Momentos difíciles en la industria

En la industria española empiezan a agravarse algunos problemas. Los primeros síntomas se empezaron a manifestar el pasado año con la amenaza de cierre de las plantas de aluminio de Alcoa en Avilés y Galicia. En paralelo, uno de los sectores más potentes y dinámicos de la industria española, el del automóvil, ha entrado en una fase de retrocesos que parece no tener fin. Hay varios cientos de miles de personas afectadas por estos dos sectores, en especial el del automóvil, lo que implica una importante amenaza para el empleo y para las exportaciones.

La decadente trayectoria del automóvil tiene su inicio este pasado otoño, cuando empezaron a dejarse sentir las medidas de tipo medioambiental que van a provocar un cambio apreciable en los sistemas de producción del sector, junto a las crecientes restricciones para los coches equipados con motores diesel y la amenaza de restricciones a todos los que utilizan combustibles tradicionales como la gasolina.

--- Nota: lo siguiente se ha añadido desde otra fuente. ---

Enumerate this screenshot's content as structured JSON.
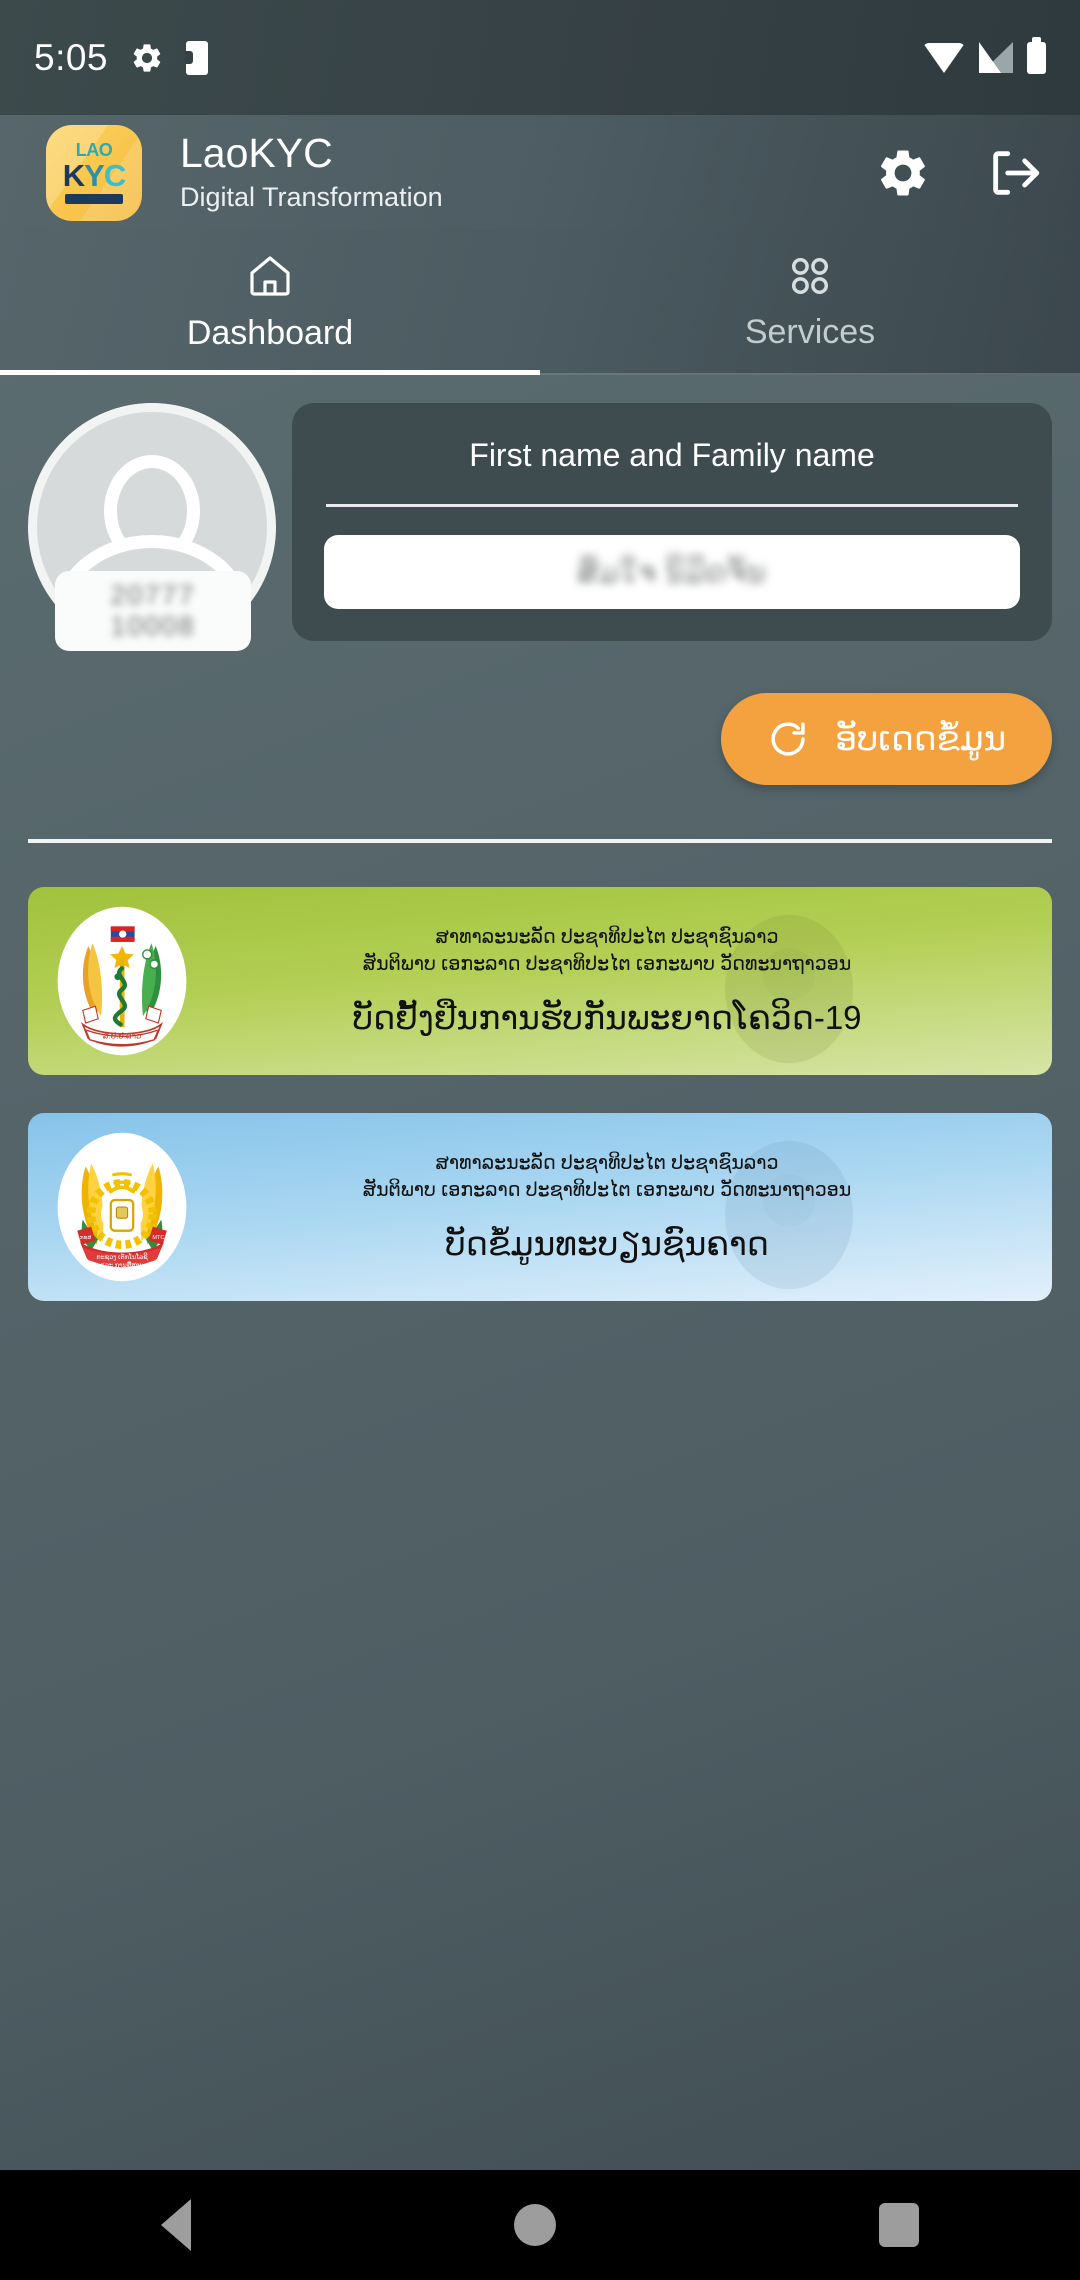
{
  "status_bar": {
    "time": "5:05",
    "icons_left": [
      "gear-icon",
      "note-icon"
    ],
    "icons_right": [
      "wifi-icon",
      "signal-icon",
      "battery-icon"
    ]
  },
  "header": {
    "logo": {
      "top_text": "LAO",
      "bottom_text": "KYC"
    },
    "title": "LaoKYC",
    "subtitle": "Digital Transformation",
    "actions": [
      {
        "name": "settings-button",
        "icon": "gear-icon"
      },
      {
        "name": "logout-button",
        "icon": "logout-icon"
      }
    ]
  },
  "tabs": [
    {
      "label": "Dashboard",
      "icon": "home-icon",
      "active": true
    },
    {
      "label": "Services",
      "icon": "grid-icon",
      "active": false
    }
  ],
  "profile": {
    "id_number": "20777 10008",
    "name_label": "First name and Family name",
    "name_value": "ສົມໃຈ ນິມິດຈັນ",
    "avatar_icon": "person-placeholder-icon"
  },
  "update_button": {
    "label": "ອັບເດດຂໍ້ມູນ",
    "icon": "refresh-icon",
    "color": "#f4a23f"
  },
  "cards": [
    {
      "name": "covid-vaccination-card",
      "theme": "green",
      "accent": "#a0c23c",
      "line1": "ສາທາລະນະລັດ ປະຊາທິປະໄຕ ປະຊາຊົນລາວ",
      "line2": "ສັນຕິພາບ ເອກະລາດ ປະຊາທິປະໄຕ ເອກະພາບ ວັດທະນາຖາວອນ",
      "title": "ບັດຢັ້ງຢືນການຮັບກັນພະຍາດໂຄວິດ-19",
      "seal": "lao-ministry-of-health-emblem"
    },
    {
      "name": "national-id-registry-card",
      "theme": "blue",
      "accent": "#86c3ea",
      "line1": "ສາທາລະນະລັດ ປະຊາທິປະໄຕ ປະຊາຊົນລາວ",
      "line2": "ສັນຕິພາບ ເອກະລາດ ປະຊາທິປະໄຕ ເອກະພາບ ວັດທະນາຖາວອນ",
      "title": "ບັດຂໍ້ມູນທະບຽນຊົນຄາດ",
      "seal": "lao-mtc-emblem"
    }
  ],
  "navigation_bar": {
    "back": "back-icon",
    "home": "home-icon",
    "recents": "recents-icon"
  }
}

El impacto negativo no se ha hecho esperar en la industria española, ya que la pérdida de fuerza de las ventas de coches en Europa, el principal mercado de la automoción española, se ha traducido en siete meses consecutivos de descenso en la salida de vehículos desde las plantas de montaje españolas.

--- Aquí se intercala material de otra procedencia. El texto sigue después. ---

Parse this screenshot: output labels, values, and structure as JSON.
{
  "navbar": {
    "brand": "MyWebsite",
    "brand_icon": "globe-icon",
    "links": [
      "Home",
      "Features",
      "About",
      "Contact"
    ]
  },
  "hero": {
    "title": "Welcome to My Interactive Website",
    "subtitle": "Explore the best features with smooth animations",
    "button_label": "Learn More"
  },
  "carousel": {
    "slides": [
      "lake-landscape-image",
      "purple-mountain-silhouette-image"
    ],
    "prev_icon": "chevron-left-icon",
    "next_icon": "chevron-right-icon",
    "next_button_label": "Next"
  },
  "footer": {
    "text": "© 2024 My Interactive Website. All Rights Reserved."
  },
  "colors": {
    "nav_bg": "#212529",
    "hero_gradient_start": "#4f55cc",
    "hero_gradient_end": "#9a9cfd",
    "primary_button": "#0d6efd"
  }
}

La caída de la producción en los cinco primeros meses de este año ha sido del 5,6%. En el conjunto del año 2018, la producción de coches descendió un 1% y ya fue el primer aviso negativo tras varios años de brillante crecimiento, en el curso de los cuales las 13 plantes españolas del sector de la automoción se han visto premiadas con notables aumentos de pedidos y sobre todo con la adjudicación de algunos de los nuevos modelos que las multinacionales del sector destinan a la renovación de su gama, premiando a las plantas más eficientes.

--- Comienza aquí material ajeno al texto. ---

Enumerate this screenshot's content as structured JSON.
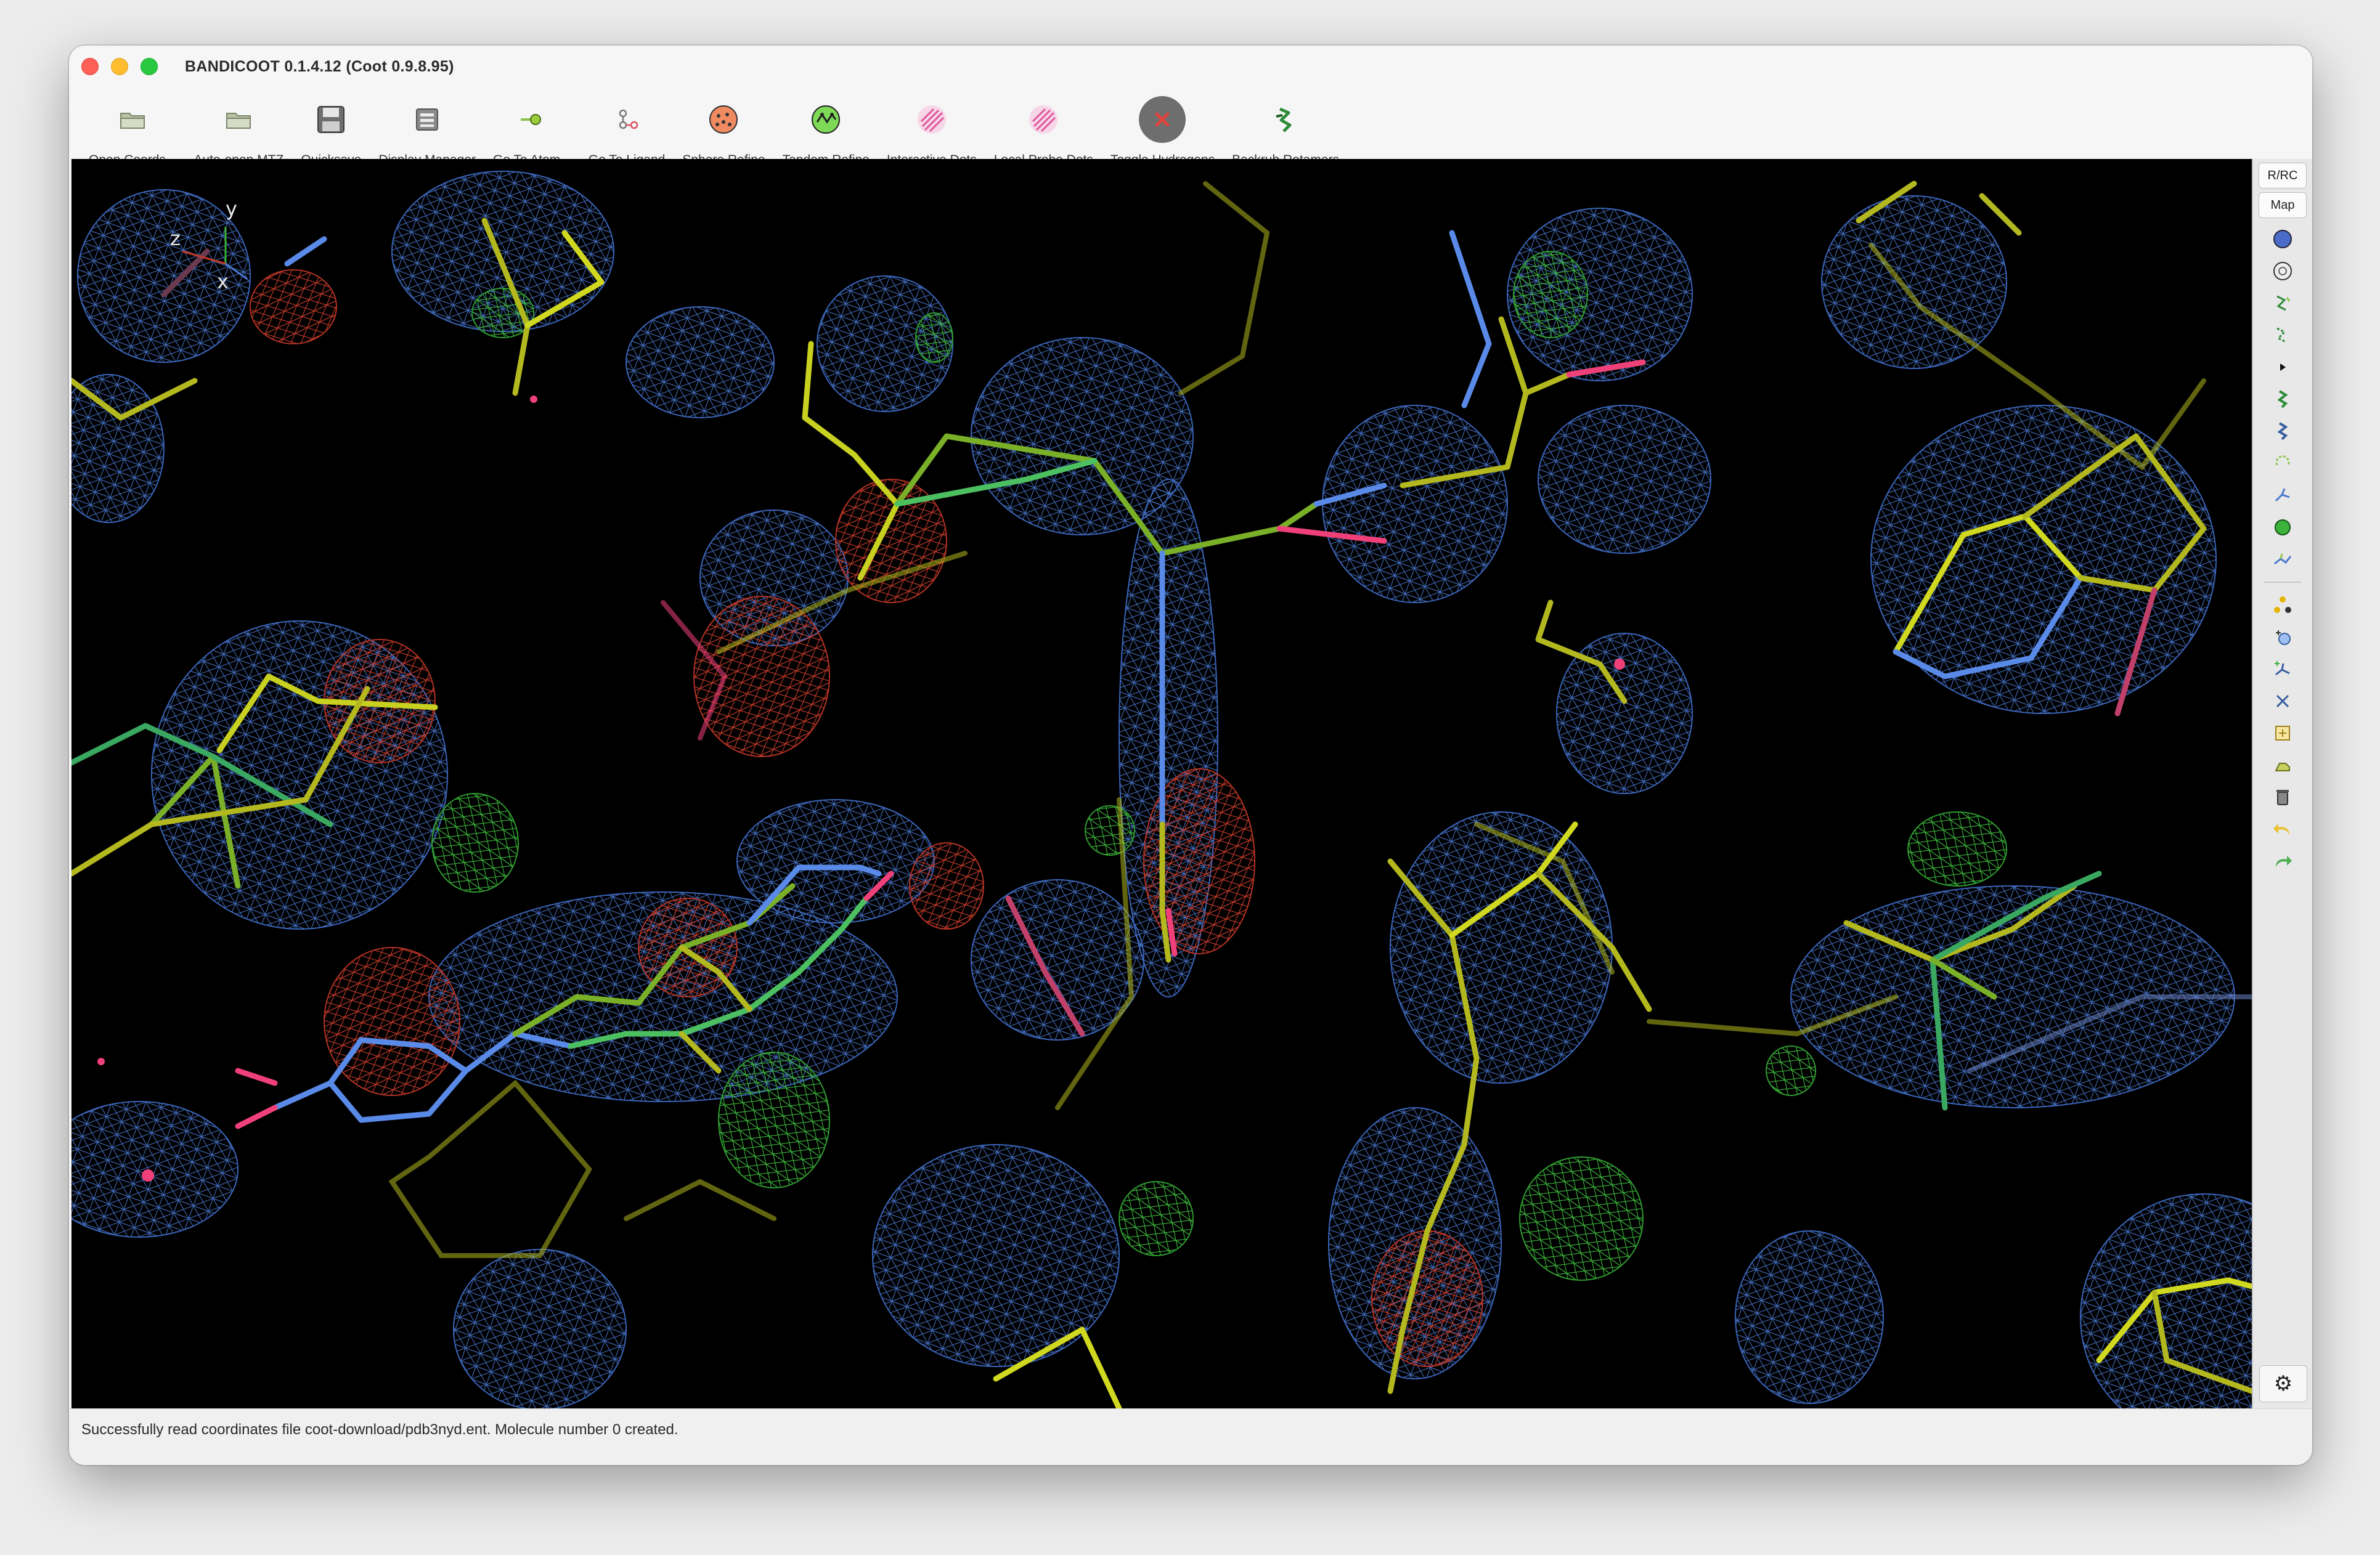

Las fábricas españolas han empezado a resentirse de las nuevas orientaciones fabriles del sector a pesar de que España cuenta con una base productiva, la integrada por la industria auxiliar o de componentes, que está considerada como una de las mejores del mundo. De hecho, el sector de los componentes para la industria del automóvil cuenta con unas 350 fábricas distribuidas a lo largo de todo el mundo, con presencia en unos 35 países, gracias a su elevada capacidad de innovación y a las inversiones realizadas en los últimos años. En todo caso, la venta de automóviles a los principales mercados europeos se ha visto afectada por la nueva normativa que trata de mejorar el medio ambiente.

Como consecuencia, las exportaciones han descendido en este mismo periodo de cinco primeros meses del año en un 5,7% hasta quedar en poco más de un millón de unidades. El nivel de empleo ha reflejado ya en el sector principal (es decir, sin industria de componentes) una caída del 2,5% durante el pasado año en relación con el año 2017. En la industria hay unos 236.000 puestos de trabajo que pueden menguar de forma gradual en los próximos meses a juzgar por algunos expedientes de regulación de empleo en marcha o previstos o a causa de algunos programas parciales de recorte de la producción. El sector del automóvil, en suma, no atraviesa un momento boyante. Y con él, la industria en conjunto puede enfrentarse a horas de cierta dificultad.